The Bloodless Revolution
- Author: Tristram Stuart
- Language: English
- Published: 2006 HarperCollins W. W. Norton & Company
- Publication place: United Kingdom
- Media type: Print
- Pages: xxvi, 628, [24] plates
- ISBN: 978-0-00-712892-1
- Dewey Decimal: 613.2/6209 22
- LC Class: TX392 .S86 2007

= The Bloodless Revolution (book) =

2006 book by Tristram Stuart

The Bloodless Revolution: Radical Vegetarianism and the Discovery of India is a 2006 non-fiction book by English author Tristram Stuart. It was published in the United States as The Bloodless Revolution: A Cultural History of Vegetarianism From 1600 to Modern Times.
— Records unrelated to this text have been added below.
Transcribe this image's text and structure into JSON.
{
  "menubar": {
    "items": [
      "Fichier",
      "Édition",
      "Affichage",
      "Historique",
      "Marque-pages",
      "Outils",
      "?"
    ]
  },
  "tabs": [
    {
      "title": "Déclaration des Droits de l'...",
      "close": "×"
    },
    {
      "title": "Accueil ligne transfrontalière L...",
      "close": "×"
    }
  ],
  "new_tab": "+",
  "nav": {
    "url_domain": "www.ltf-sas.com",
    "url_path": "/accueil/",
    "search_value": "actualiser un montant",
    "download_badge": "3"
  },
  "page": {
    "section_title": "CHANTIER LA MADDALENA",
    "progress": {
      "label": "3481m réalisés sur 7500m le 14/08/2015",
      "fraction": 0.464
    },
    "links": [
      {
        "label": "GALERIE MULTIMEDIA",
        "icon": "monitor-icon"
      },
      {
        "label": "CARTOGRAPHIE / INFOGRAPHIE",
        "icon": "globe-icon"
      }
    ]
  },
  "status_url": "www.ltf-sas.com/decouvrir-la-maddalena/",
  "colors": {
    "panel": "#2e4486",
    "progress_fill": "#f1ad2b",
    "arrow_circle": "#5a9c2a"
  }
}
The book documents the history of vegetarianism in Europe over the last 400 years and argues that Western vegetarian diets were influenced by travellers' tales from India. Stuart explores the vegetarianism of Thomas Bushell, John Robins, Thomas Tryon, George Cheyne, Roger Crab, John Oswald and others.

==Reception==
Historian Chandak Sengoopta commented that "The Bloodless Revolution is a wonderful book, crammed with original research and written with verve, wit and passion. The most enthralling work of cultural history I have read in years, it brings out the political, ethical and environmental implications of our dietary choices without any preachiness." Philosopher A. C. Grayling praised the historical research of the book.

The book was positively reviewed by Publishers Weekly who suggested that "Stuart offers a masterful social and cultural history of a movement that changed the ways people think about the food they eat." A review by Kirkus Reviews described it as "Culinary and cultural history intertwined: readable, and endlessly interesting."